Jerusalem’s cultural identity is more closely connected to the details of daily life than the city’s religious significance. The whole of Palestine and Jerusalem in particular is locked in a constant struggle with Israel’s colonization efforts which seek to erase Palestinian identity and culture from the occupied land.
This year’s festival is scheduled to start in early November and last until December 1. The opening event will be held in Jerusalem before the festival moves on to Ramallah, Bethlehem, Nablus, Hebron, and, for the first time, Gaza.
“Jerusalem is in need of initiatives that help to reinforce the identity of its Palestinian residents, and Arabic music is essential in such efforts,” he explains. “We are facing an occupation even in music. Whoever lives in Jerusalem can always hear Hebrew music blaring in the streets.”
The focus on tarab, a highly evocative style of music that emerged in the early 20th century, was inspired by the festival founders’ appreciation for the importance of this musical tradition.
The festival features both old and new tarab, reaching out to new Palestinian bands that draw on tarab and reinterpret it in their own music.
Unfortunately, this year’s festival will not feature some of the Arab musicians it has in the past, mainly due to complications posed by the Israeli occupation. Some Palestinian bands who reside abroad, such as the Khouri Trio, have been invited to perform.
They will share the stage with other Palestinian performers like Nai al-Barghouthi who will be making her first appearance as a singer after having participated previously as a musician with the conservatory band.

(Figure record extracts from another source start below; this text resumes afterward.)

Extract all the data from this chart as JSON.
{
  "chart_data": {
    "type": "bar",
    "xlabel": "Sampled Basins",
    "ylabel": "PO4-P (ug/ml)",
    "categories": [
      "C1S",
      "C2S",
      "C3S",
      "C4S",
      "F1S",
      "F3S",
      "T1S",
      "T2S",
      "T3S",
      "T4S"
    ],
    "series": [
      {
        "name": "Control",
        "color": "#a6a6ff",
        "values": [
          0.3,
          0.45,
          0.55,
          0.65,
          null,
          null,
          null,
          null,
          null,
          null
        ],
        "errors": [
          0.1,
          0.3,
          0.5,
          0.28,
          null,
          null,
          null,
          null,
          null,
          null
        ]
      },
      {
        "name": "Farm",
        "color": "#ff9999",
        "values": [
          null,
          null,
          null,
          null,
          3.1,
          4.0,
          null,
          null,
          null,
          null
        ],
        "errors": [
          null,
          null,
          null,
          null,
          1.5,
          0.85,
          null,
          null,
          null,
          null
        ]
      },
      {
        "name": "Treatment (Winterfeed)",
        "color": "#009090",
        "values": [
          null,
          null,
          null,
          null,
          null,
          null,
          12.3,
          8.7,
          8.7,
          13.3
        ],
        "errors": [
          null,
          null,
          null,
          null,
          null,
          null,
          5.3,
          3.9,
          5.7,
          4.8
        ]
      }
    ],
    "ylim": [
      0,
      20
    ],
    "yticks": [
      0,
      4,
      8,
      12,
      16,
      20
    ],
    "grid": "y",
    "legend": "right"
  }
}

Several Palestinian bands from the 1948 occupied territories will also be taking part, including the Seraj Choir, Watar Ensemble, Dalal Abu Amneh, Ramsis Qassis, and Roseanne Khouri.
Student bands from the Edward Said conservatory, like Maqamat al-Quds, Turath from Ramallah, and the Bethlehem Ensemble will also be appearing.
All Jerusalem performances will be held at the Hakawati Theater before appearing in other Palestinian cities, including the Gaza Music School that is now part of the national conservatory.